ÖCALAN’IN SAĞLIĞI: Gerekçeli kararda Hülya Avşar’ın “Öcalan’a acırım” cümlesini destek amaçlı söylemediği, psikolojik anlamda bu kişinin sağlıklı olmadığını düşündüğü için ironi yaptığını belirttiği anlatıldı.”

***


Anladığım kadarıyla bazı savcılarımızın içinde aşırı milliyetçi Yeni Çağ gazetesinde köşe yazarlığı yapma ukdesi yatıyor. Cümlelerin ve ifadelerin güzelliğine, edebiliğine, ultra milliyetçiliğine, “Şu Çılgın Türkler” etkisine bakar mısınız! “Her türlü eziyete katlanmış olduğu halde emperyalizmin önünde baş eğmeyen Türk halkı, yine onuru ile ekonomik kırılganlık, umutsuzluk, çaresizlik ve halkın birbirine yabancılığıyla işletilmek istenen bu sürecin önünde...”

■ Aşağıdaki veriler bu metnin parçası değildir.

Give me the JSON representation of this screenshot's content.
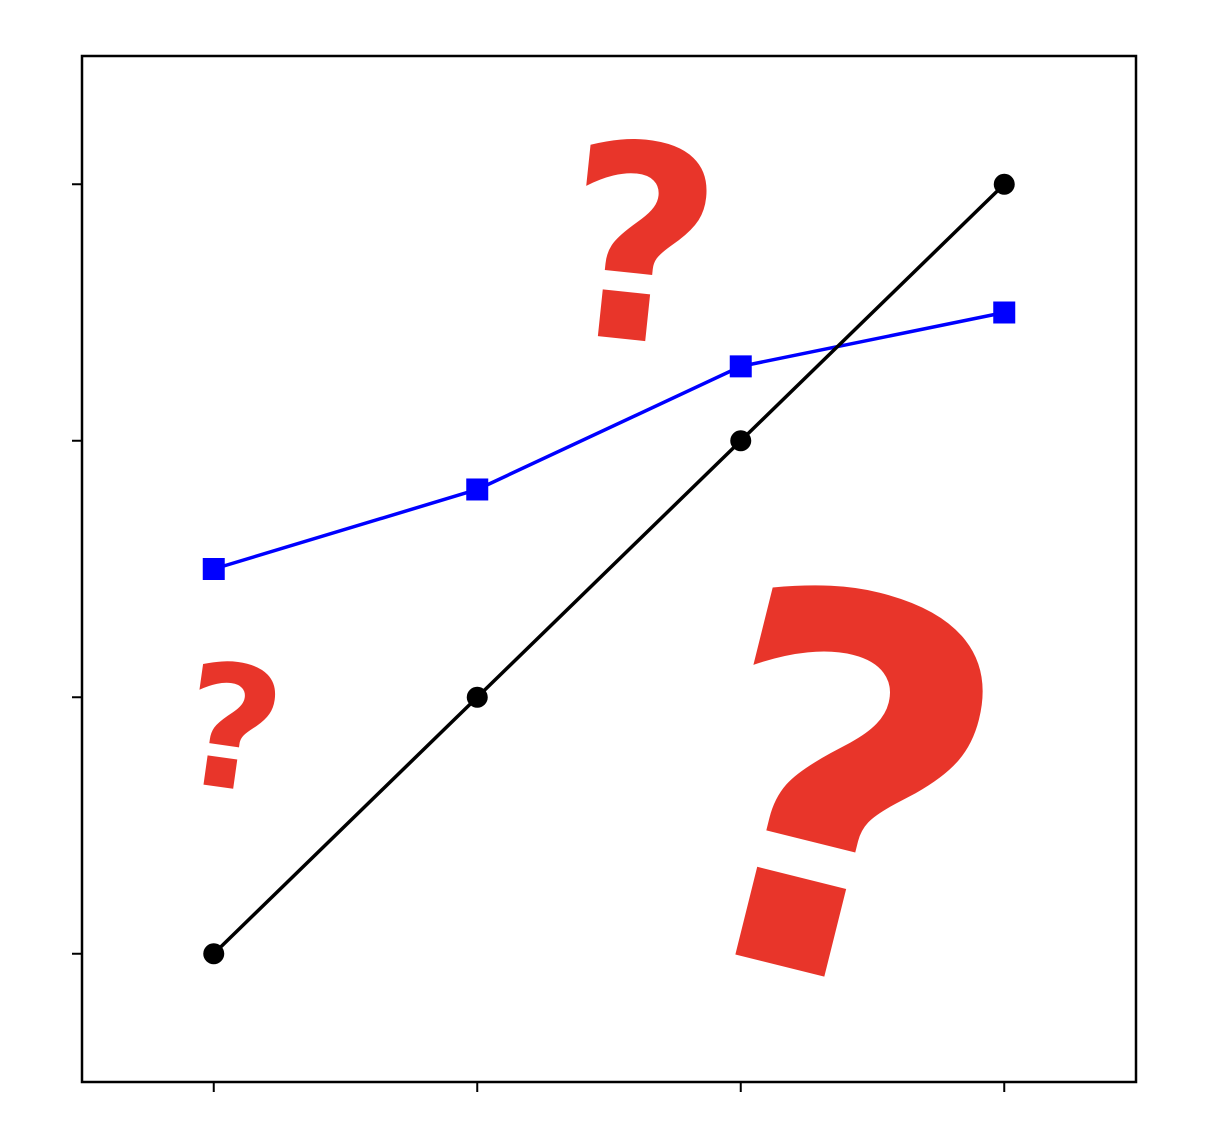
{
  "chart_data": {
    "type": "line",
    "x": [
      1,
      2,
      3,
      4
    ],
    "series": [
      {
        "values": [
          1,
          2,
          3,
          4
        ],
        "color": "#000000",
        "marker": "circle"
      },
      {
        "values": [
          2.5,
          2.81,
          3.29,
          3.5
        ],
        "color": "#0000ff",
        "marker": "square"
      }
    ],
    "xticks": [
      1,
      2,
      3,
      4
    ],
    "yticks": [
      1,
      2,
      3,
      4
    ],
    "tick_labels_shown": false,
    "xlim": [
      0.5,
      4.5
    ],
    "ylim": [
      0.5,
      4.5
    ],
    "grid": false,
    "legend": "none"
  },
  "overlay": {
    "icon": "question-mark-icon",
    "color": "#e8352a",
    "count": 3
  }
}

Hülya Avşar’ın ifade özgürlüğü ile her hangi bir ilgisi var mıdır bu ifadelerin? Yok. Ve lakin ve maatteessüf bir köşesi olmadığı için, değerli fikirlerini ancak Hülya Avşar gibi bir ünlüyü dava edip “gerekçeli karar” adı altında kamuoyu ile paylaşabiliyor demek ki. Kendisini bu meşakkatli yoldan bir an evvel kurtarmalı bir gazete yönetimi. Daha kolay ve acısız yöntemler de var insanın kendisini ifade etmesi için... Ancak şiddetle merak ettiğim şudur: İdeolojisini işine bu kadar karıştıran kişilerin savcılık yapması uygun mudur?

Türklerin tarihte utanacak hiçbir şey yapmadıkları iddiasıyla hareket eden bir savcının yargıya sağlıklı bir katkısı olabilir mi? Savcıların, insanları davalar (ve başlarına her tür çorabı örerken) biraz daha a-ideolojik, a-politik olmalarını beklemek çok mu fantastik bir beklenti olur? Kanunla mı yargılanıyoruz savcıların kendi şahsi düşünceleriyle mi?

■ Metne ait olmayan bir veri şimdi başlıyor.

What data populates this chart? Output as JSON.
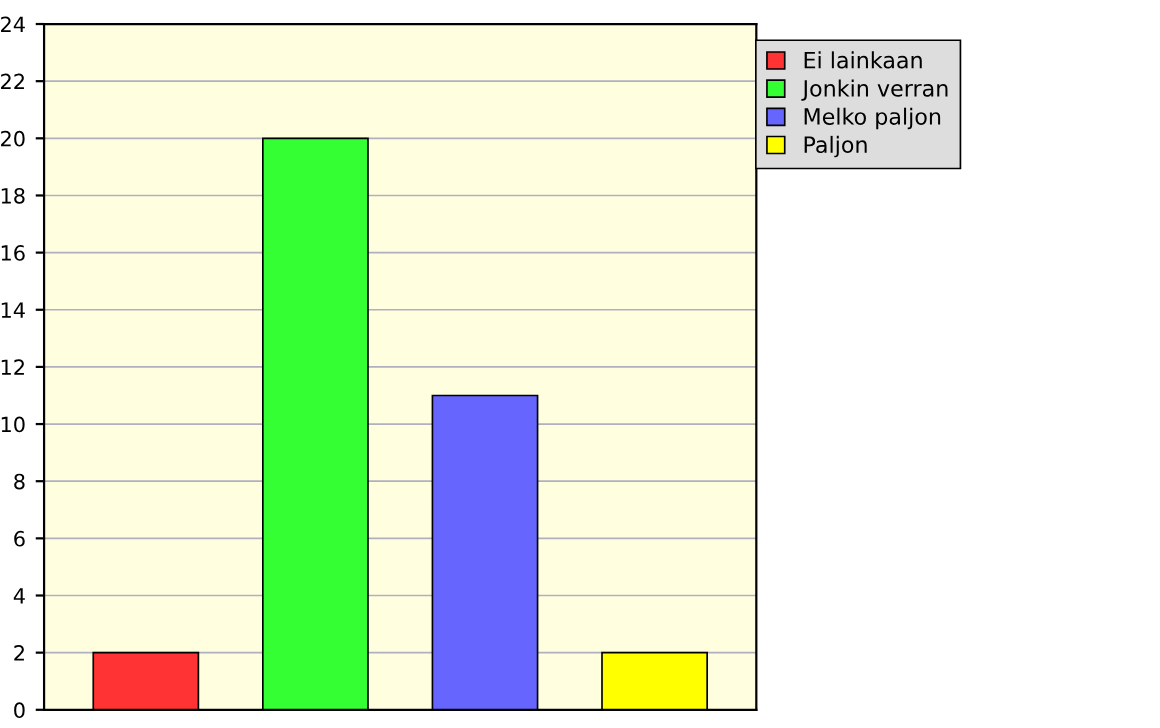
{
  "chart_data": {
    "type": "bar",
    "categories": [
      null,
      null,
      null,
      null
    ],
    "series": [
      {
        "name": "Ei lainkaan",
        "color": "#ff3333",
        "values": [
          2,
          null,
          null,
          null
        ]
      },
      {
        "name": "Jonkin verran",
        "color": "#33ff33",
        "values": [
          null,
          20,
          null,
          null
        ]
      },
      {
        "name": "Melko paljon",
        "color": "#6666ff",
        "values": [
          null,
          null,
          11,
          null
        ]
      },
      {
        "name": "Paljon",
        "color": "#ffff00",
        "values": [
          null,
          null,
          null,
          2
        ]
      }
    ],
    "ylim": [
      0,
      24
    ],
    "yticks": [
      0,
      2,
      4,
      6,
      8,
      10,
      12,
      14,
      16,
      18,
      20,
      22,
      24
    ],
    "grid": "y",
    "legend": "right",
    "tick_labels": "y"
  }
}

Bizler aslında kanuna aykırı gelmekten değil de tanımadığımız bir savcıya “aykırı” gelmekten mi davalanıp duruyoruz yoksa? “Halkı kin ve nefrete sevk etmek” dedikleri esasen “BENİ kin ve nefrete (ve mide spazmlarına)” sevk etmek olabilir mi? “Halk” dedikleri “kendileri” midir? Onların sözlüğünde “Halk: Ben” midir?

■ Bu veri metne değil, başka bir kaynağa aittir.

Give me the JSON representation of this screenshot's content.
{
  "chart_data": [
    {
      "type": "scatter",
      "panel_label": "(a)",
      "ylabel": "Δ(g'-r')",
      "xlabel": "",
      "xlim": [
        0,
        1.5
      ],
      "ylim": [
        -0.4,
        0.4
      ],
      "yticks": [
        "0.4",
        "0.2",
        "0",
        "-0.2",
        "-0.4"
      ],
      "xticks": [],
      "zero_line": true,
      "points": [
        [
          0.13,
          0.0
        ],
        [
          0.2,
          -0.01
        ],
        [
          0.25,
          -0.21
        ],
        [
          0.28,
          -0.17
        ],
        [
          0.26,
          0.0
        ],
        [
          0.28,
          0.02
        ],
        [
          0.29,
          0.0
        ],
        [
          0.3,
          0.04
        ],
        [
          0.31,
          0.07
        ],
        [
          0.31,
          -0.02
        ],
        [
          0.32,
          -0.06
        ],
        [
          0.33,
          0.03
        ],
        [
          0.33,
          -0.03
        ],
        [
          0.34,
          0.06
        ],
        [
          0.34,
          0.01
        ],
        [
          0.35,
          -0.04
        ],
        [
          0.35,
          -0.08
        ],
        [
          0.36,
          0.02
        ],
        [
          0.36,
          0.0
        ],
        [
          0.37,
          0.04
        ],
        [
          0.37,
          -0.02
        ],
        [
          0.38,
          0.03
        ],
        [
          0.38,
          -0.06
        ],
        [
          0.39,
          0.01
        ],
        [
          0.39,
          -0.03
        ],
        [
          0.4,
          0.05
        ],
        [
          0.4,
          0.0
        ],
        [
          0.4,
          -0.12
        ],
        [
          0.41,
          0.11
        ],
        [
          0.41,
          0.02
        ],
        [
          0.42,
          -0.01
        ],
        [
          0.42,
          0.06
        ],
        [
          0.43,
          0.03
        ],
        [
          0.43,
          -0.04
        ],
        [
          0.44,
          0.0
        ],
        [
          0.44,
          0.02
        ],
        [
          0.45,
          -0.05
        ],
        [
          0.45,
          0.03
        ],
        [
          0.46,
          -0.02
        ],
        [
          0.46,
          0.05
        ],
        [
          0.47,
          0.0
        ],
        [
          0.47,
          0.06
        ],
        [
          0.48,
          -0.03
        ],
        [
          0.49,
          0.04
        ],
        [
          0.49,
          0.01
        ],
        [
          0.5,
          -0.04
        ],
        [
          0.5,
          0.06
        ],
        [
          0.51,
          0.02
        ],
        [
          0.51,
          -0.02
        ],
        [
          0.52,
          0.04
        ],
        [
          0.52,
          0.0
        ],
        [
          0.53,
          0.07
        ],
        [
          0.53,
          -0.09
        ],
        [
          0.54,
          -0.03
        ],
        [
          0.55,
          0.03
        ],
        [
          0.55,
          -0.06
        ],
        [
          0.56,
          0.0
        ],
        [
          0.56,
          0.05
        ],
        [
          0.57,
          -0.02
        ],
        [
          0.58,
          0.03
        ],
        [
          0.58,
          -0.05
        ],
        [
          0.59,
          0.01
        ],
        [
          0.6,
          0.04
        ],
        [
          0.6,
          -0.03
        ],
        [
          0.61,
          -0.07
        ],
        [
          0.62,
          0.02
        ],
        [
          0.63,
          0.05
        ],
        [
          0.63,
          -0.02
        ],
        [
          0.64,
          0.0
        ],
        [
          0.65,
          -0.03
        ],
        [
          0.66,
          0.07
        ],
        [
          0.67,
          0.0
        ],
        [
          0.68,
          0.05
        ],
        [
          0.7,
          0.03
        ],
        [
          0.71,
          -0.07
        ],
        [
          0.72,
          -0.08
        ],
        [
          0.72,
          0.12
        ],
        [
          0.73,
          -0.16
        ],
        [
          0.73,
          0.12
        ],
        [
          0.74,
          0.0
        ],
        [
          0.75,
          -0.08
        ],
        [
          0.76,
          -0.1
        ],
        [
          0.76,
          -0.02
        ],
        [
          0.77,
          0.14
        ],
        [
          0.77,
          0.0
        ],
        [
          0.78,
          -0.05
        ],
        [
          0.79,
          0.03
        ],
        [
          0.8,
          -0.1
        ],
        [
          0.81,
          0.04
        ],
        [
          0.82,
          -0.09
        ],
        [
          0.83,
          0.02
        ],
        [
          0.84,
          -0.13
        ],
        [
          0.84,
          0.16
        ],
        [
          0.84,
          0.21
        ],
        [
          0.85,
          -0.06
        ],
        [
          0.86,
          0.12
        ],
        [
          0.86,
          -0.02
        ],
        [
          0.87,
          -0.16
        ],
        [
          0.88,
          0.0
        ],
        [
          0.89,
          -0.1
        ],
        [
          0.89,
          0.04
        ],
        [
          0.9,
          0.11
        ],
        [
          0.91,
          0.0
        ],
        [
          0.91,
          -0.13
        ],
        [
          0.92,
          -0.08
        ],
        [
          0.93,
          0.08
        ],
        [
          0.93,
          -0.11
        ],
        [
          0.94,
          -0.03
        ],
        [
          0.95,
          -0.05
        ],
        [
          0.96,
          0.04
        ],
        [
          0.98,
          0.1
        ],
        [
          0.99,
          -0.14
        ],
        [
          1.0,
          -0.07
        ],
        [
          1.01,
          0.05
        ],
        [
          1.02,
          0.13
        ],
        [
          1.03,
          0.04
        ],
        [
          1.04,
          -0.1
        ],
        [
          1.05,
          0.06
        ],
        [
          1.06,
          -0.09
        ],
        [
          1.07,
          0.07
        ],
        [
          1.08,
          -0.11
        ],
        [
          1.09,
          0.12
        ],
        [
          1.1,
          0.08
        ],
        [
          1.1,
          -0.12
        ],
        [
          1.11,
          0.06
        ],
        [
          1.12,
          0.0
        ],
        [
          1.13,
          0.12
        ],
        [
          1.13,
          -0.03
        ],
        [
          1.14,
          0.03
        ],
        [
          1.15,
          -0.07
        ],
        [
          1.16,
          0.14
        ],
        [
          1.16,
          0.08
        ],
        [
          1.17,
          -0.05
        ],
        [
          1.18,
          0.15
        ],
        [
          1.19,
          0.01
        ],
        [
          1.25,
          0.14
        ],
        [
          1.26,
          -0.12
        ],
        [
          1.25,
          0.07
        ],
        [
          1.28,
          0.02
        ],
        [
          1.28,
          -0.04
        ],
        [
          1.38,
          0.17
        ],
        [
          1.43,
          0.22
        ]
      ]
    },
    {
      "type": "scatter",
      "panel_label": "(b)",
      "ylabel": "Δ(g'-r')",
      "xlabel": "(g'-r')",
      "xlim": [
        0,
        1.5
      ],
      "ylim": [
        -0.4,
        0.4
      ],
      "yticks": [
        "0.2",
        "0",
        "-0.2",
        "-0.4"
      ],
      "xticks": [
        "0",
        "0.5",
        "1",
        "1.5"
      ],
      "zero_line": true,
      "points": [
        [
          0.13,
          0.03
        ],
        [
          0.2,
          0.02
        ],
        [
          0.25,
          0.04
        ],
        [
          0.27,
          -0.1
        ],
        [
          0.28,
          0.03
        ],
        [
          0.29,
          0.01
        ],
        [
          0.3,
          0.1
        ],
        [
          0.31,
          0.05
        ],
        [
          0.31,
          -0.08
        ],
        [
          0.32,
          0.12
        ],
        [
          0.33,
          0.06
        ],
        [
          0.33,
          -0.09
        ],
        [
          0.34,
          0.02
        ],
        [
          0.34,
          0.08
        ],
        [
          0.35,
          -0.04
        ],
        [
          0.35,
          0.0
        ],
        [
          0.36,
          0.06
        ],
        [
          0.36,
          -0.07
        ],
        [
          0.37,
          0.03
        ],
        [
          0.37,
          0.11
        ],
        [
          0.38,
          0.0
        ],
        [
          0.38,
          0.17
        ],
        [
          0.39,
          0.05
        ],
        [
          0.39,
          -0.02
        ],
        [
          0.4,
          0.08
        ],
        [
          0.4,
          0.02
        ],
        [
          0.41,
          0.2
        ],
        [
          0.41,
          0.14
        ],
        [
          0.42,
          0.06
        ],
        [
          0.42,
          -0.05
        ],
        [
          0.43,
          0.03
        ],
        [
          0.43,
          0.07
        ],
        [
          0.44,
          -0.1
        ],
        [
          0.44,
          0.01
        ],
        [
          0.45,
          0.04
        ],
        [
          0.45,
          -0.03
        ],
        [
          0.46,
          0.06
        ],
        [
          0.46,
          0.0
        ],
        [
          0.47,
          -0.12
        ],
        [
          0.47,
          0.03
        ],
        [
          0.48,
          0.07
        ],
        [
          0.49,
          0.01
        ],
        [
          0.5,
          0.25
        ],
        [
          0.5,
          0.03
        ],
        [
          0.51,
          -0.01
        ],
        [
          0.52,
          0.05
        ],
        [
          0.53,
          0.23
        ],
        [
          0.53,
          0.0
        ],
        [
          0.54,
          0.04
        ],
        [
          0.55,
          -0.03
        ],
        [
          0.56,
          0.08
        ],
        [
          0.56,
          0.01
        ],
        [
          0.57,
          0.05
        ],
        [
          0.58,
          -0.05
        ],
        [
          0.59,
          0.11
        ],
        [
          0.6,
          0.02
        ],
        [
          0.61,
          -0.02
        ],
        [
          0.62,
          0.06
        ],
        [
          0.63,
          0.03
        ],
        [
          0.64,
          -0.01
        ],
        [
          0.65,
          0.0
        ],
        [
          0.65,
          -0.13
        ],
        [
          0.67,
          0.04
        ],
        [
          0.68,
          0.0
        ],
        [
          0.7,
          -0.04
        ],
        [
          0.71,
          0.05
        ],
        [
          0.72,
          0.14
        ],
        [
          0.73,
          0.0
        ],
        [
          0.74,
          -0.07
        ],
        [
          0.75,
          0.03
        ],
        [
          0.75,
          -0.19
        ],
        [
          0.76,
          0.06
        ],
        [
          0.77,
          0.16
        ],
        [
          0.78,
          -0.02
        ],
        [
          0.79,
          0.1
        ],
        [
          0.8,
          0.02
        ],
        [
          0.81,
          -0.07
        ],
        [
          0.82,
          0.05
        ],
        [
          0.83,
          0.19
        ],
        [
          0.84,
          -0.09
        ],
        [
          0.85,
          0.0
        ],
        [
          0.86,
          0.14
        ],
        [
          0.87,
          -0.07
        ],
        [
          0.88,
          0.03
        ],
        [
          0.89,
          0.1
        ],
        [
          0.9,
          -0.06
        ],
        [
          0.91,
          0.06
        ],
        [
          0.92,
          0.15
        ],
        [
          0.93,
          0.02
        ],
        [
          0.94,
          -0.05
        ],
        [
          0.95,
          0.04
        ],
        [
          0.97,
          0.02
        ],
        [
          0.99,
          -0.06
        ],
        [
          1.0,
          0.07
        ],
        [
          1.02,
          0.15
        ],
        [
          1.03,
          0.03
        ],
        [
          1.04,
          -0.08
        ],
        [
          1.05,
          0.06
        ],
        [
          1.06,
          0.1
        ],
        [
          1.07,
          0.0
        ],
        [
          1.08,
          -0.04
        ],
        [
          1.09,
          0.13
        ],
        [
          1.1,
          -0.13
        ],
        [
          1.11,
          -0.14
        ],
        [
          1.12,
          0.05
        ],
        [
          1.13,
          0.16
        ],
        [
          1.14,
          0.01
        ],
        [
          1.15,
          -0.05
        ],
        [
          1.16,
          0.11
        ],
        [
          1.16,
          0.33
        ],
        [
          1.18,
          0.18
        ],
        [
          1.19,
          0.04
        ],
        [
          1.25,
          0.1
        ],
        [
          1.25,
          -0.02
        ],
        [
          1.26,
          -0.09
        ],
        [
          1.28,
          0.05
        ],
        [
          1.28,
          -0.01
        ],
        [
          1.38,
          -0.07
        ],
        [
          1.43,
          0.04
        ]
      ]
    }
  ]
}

Hani Aylin davasından da anladık ki “sağlam delil” aranmıyor tamam ama bir de savcıların tarih ve siyaset hakkında fikirlerini mi yoklamamız ve bilmemiz gerekiyor? Kanun, bu ülkede bir müzik aleti midir sadece? Yargı sistemi esasen savcı bey ve hanımların şahsi fikir arenası mıdır? Bilelim diye soruyorum... Değilmiş taklidi yapılıp tufaya gelmekten sıkıldım artık. Bu seferlik Hülya Hanımı lütfedip affetmiş ama mesela ben muhtemelen affetmeyecektir diye düşünüyorum. Devam etmekte olan birkaç davama bir adet de o eklesin, canı sağ olsun da en az “yandaş” veya “dinci” veya başka adlarla savcılar kadar ürkütücü değil midir bu? “Müslümanlar tarihte utanılacak hiçbir şey yapmadı” veya “Her türlü eziyete katlanmış olduğu halde emperyalizmin önünde baş eğmeyen Müslümanlar, yine onuru ile ekonomik kırılganlık, umutsuzluk, çaresizlik ve müminlerin birbirine yabancılığıyla işletilmek istenen bu sürecin önünde mücadele etmelidir..” denmesi hem de bir “gerekçeli karar” da nasıl olurdu?